Воображение моментально нарисовало мне стройную фигуру, высокую грудь, округлые бёдра и густые волосы, водопадом спадающие по плечам. Кровь в жилах превратилась в густой сахарный сироп, сердце забилось в ритме индейских ритуальных свадебных плясок. Я медленно выдохнул через плотно стиснутые зубы, благодаря небеса за то, что балахонистая ночная рубашка надёжно скрывает моё тело от любопытно посверкивающих крысиных глаз.
— Диего? У тебя всё хорошо? — отец появился на пороге словно сказочный джинн из лампы, привычно сначала распахнув дверь, а уж потом стукнув по косяку костяшками пальцев. — Комендант тебя не узнал?
— Комендант теперь и в самом страшном кошмаре не узнает во мне Зорро, — я стянул с головы колпак, натянул его на ладонь и покрутил перед отцом. — Откуда у нас это?
— Супруга дона Рамиреса, упокой Господь её душу, подарила Марии на День рождения, — отец грустно усмехнулся. — И рубашку тоже.
Я расправил вышитый безумными узорами балахон и выразительно кашлянул. У дона Рамиреса была очень своеобразная супруга.
— Сними, — отец поморщился и устало потёр глаза, — Марии этот балахон тоже не нравился.
— А почему не выбросили?
Отец пожал плечами:
— Сначала овдовел дон Рамирес, и Мария решила оставить колпак и рубашку в память о пусть и несуразной, но искренней и смелой женщине.

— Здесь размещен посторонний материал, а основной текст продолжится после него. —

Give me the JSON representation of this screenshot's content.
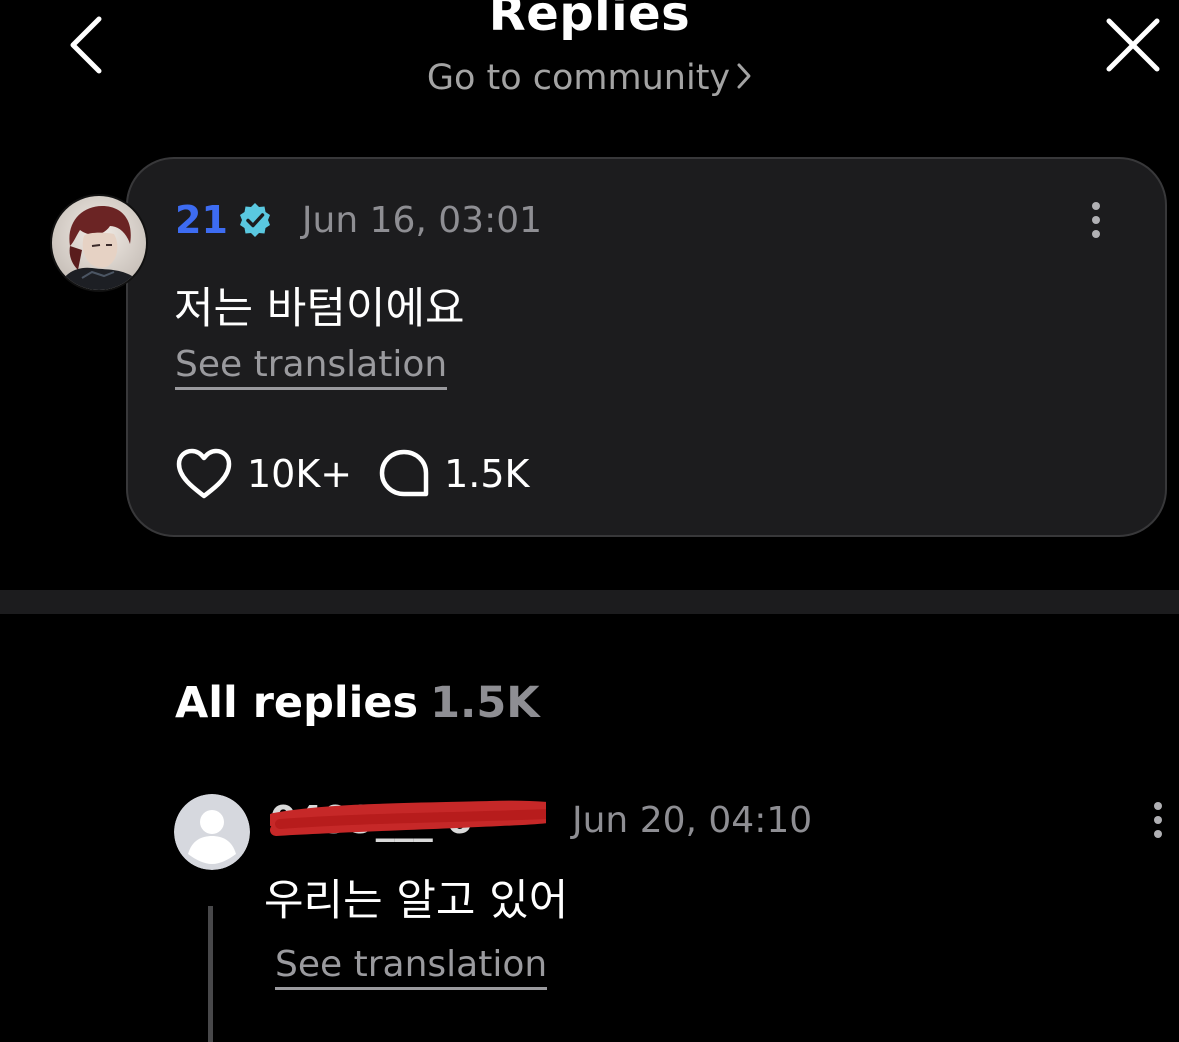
{
  "header": {
    "title": "Replies",
    "community_link": "Go to community",
    "back_icon": "chevron-left-icon",
    "close_icon": "close-icon"
  },
  "post": {
    "author": "21",
    "verified_icon": "verified-badge-icon",
    "date": "Jun 16, 03:01",
    "text": "저는 바텀이에요",
    "translate_label": "See translation",
    "likes": "10K+",
    "comments": "1.5K",
    "like_icon": "heart-icon",
    "comment_icon": "comment-bubble-icon",
    "more_icon": "more-vertical-icon"
  },
  "replies_section": {
    "title": "All replies",
    "count": "1.5K"
  },
  "replies": [
    {
      "author": "0499___ 6",
      "date": "Jun 20, 04:10",
      "text": "우리는 알고 있어",
      "translate_label": "See translation"
    }
  ],
  "colors": {
    "background": "#000000",
    "card": "#1c1c1e",
    "author_blue": "#3d6cf2",
    "verified_cyan": "#5ac8e0",
    "muted_text": "#8e8e93",
    "redaction_red": "#c62828"
  }
}
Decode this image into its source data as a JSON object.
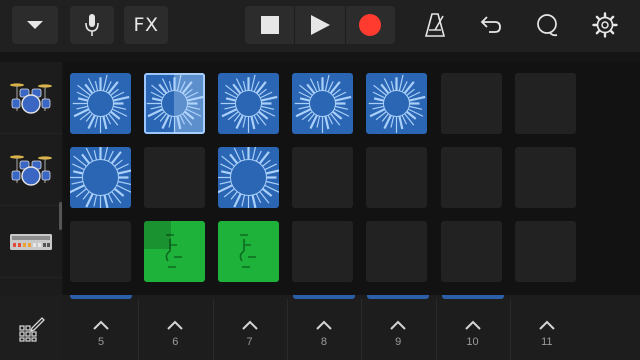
{
  "toolbar": {
    "fx_label": "FX",
    "colors": {
      "record": "#ff3b30",
      "bar_bg": "#202020",
      "button_bg": "#2c2c2c"
    }
  },
  "icons": {
    "browser": "chevron-down-icon",
    "input": "microphone-icon",
    "effects": "fx-icon",
    "stop": "stop-icon",
    "play": "play-icon",
    "record": "record-icon",
    "metronome": "metronome-icon",
    "undo": "undo-icon",
    "loop": "loop-browser-icon",
    "settings": "gear-icon",
    "edit": "grid-edit-icon",
    "track_instruments": [
      "drum-kit-icon",
      "drum-kit-icon",
      "drum-machine-icon"
    ]
  },
  "grid": {
    "rows": [
      {
        "cells": [
          "blue",
          "blue-selected",
          "blue",
          "blue",
          "blue",
          "empty",
          "empty"
        ]
      },
      {
        "cells": [
          "blue",
          "empty",
          "blue",
          "empty",
          "empty",
          "empty",
          "empty"
        ]
      },
      {
        "cells": [
          "empty",
          "green",
          "green",
          "empty",
          "empty",
          "empty",
          "empty"
        ]
      }
    ],
    "colors": {
      "audio_cell": "#2a66b3",
      "midi_cell": "#1fb23a",
      "empty_cell": "#222222"
    }
  },
  "columns": {
    "labels": [
      "5",
      "6",
      "7",
      "8",
      "9",
      "10",
      "11"
    ],
    "has_clips_below": [
      true,
      false,
      false,
      true,
      true,
      true,
      false
    ]
  }
}
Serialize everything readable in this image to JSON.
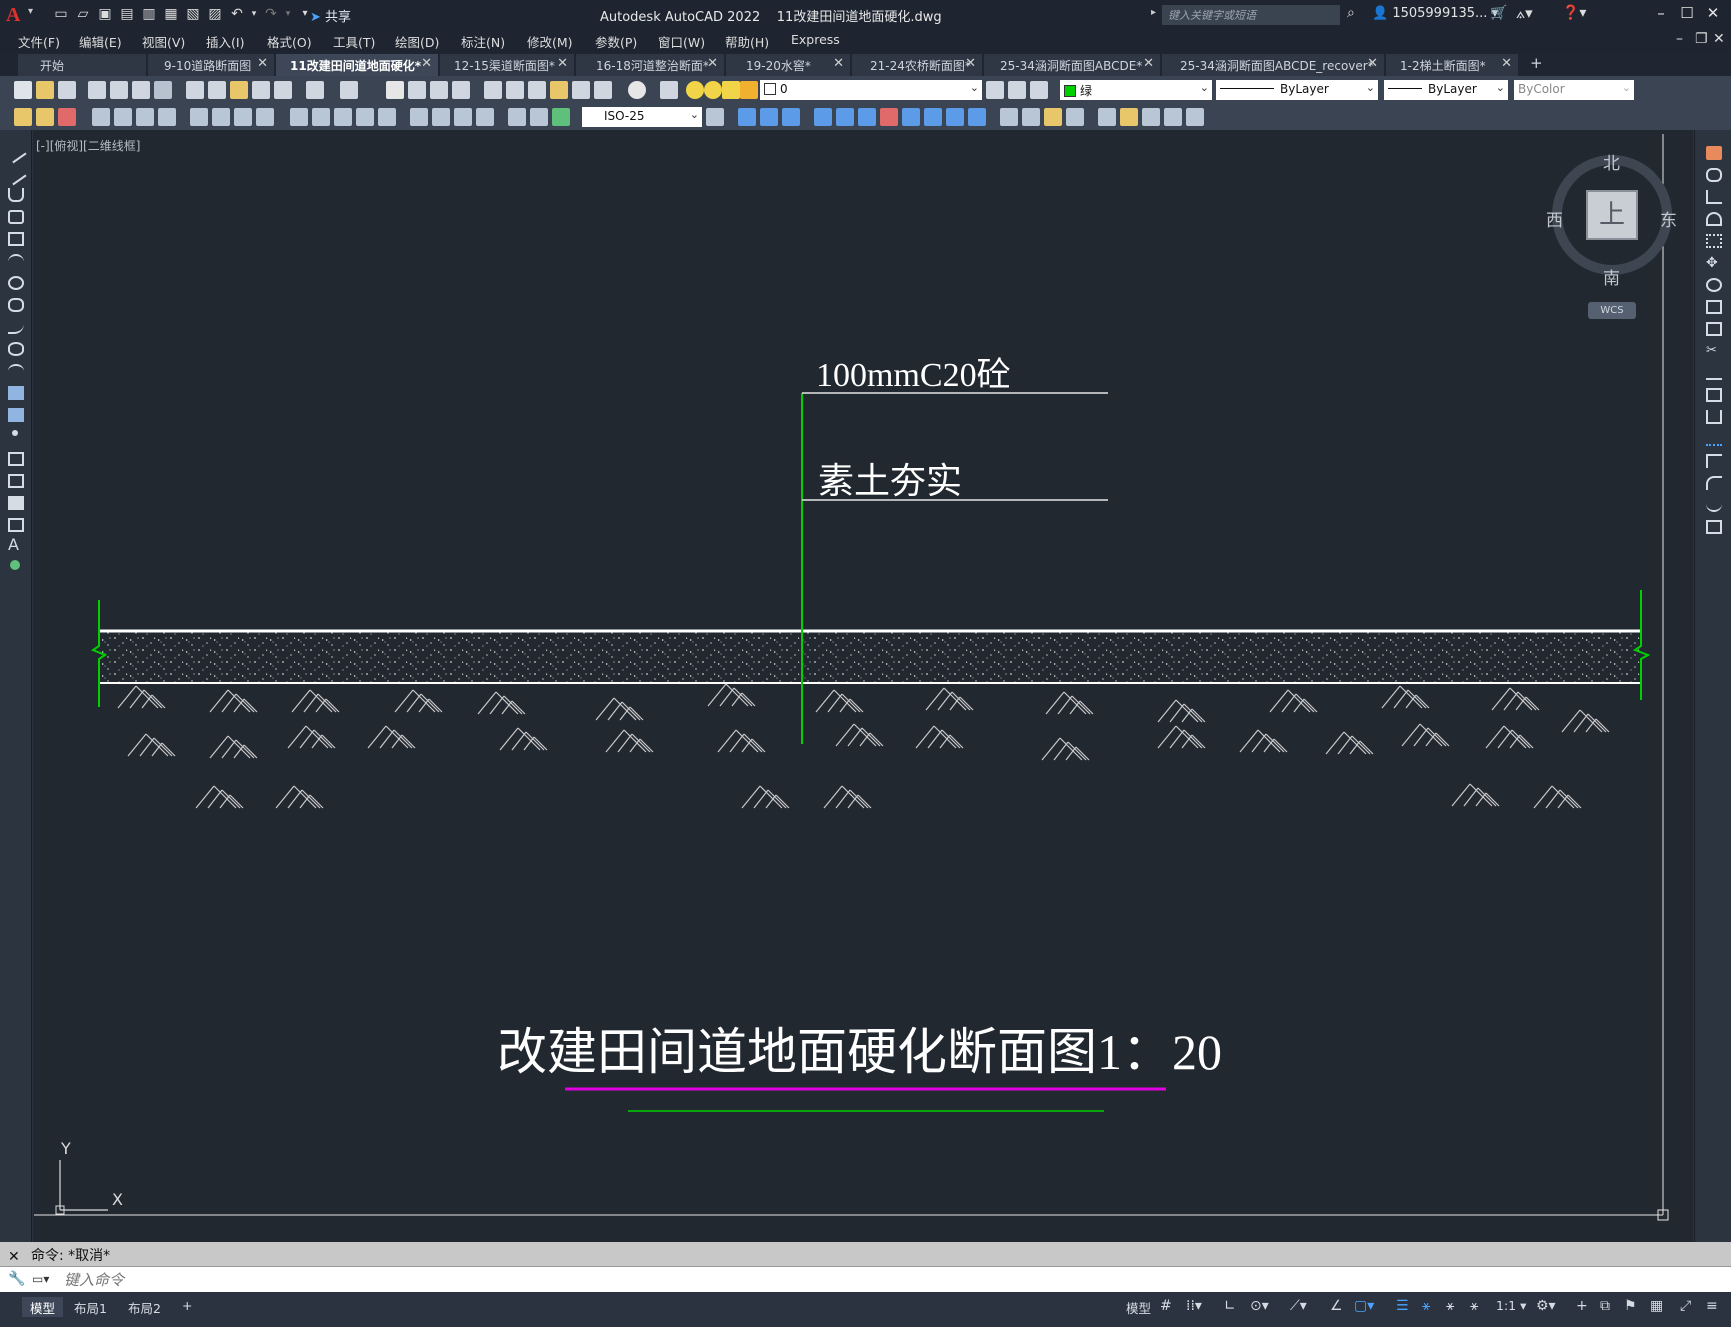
{
  "app": {
    "title": "Autodesk AutoCAD 2022",
    "filename": "11改建田间道地面硬化.dwg",
    "share_label": "共享",
    "search_placeholder": "键入关键字或短语",
    "username": "1505999135...",
    "accent_color": "#e0312b"
  },
  "menu": [
    "文件(F)",
    "编辑(E)",
    "视图(V)",
    "插入(I)",
    "格式(O)",
    "工具(T)",
    "绘图(D)",
    "标注(N)",
    "修改(M)",
    "参数(P)",
    "窗口(W)",
    "帮助(H)",
    "Express"
  ],
  "tabs": [
    {
      "label": "开始",
      "closable": false,
      "active": false
    },
    {
      "label": "9-10道路断面图",
      "closable": true,
      "active": false
    },
    {
      "label": "11改建田间道地面硬化*",
      "closable": true,
      "active": true
    },
    {
      "label": "12-15渠道断面图*",
      "closable": true,
      "active": false
    },
    {
      "label": "16-18河道整治断面*",
      "closable": true,
      "active": false
    },
    {
      "label": "19-20水窖*",
      "closable": true,
      "active": false
    },
    {
      "label": "21-24农桥断面图*",
      "closable": true,
      "active": false
    },
    {
      "label": "25-34涵洞断面图ABCDE*",
      "closable": true,
      "active": false
    },
    {
      "label": "25-34涵洞断面图ABCDE_recover*",
      "closable": true,
      "active": false
    },
    {
      "label": "1-2梯土断面图*",
      "closable": true,
      "active": false
    }
  ],
  "toolbar": {
    "layer_value": "0",
    "color_value": "绿",
    "color_swatch": "#00d000",
    "linetype_value": "ByLayer",
    "lineweight_value": "ByLayer",
    "plotstyle_value": "ByColor",
    "dimstyle_value": "ISO-25"
  },
  "viewport": {
    "label": "[-][俯视][二维线框]"
  },
  "drawing": {
    "label_top": "100mmC20砼",
    "label_bottom": "素土夯实",
    "title": "改建田间道地面硬化断面图1：20",
    "leader_color": "#00d000",
    "underline_primary_color": "#e000e0",
    "underline_secondary_color": "#00d000"
  },
  "viewcube": {
    "north": "北",
    "south": "南",
    "east": "东",
    "west": "西",
    "face": "上",
    "wcs": "WCS"
  },
  "ucs": {
    "x": "X",
    "y": "Y"
  },
  "command": {
    "history": "命令: *取消*",
    "placeholder": "键入命令"
  },
  "status": {
    "layout_tabs": [
      "模型",
      "布局1",
      "布局2"
    ],
    "model_label": "模型",
    "scale": "1:1"
  }
}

А потом…
— А потом не стало и мамы, — я нахмурился, медленно снял рубашку и какое-то время держал её в руках, вспоминая мелодичный голос, лёгкий стремительный шаг и нежные мамины руки, способные утешить любую боль.
Отец кашлянул, провёл ладонью по лицу, стирая печаль, привычным усилием воли загоняя тоску в самый дальний, закрытый даже от меня уголок сердца.
— Завтра мы устроим небольшой приём, — отец улыбнулся, озорно сверкнув глазами, — должен же я отметить возвращение сына из Испании!
— И кто в списке приглашённых? — кисло осведомился я, зная ответ заранее.
— Все наши соседи и друзья, со своими супругами, дочерями, племянницами и прочими прелестными незамужними родственницами, — отец хлопнул меня по плечу, — тебе пора подумать о женитьбе, Диего.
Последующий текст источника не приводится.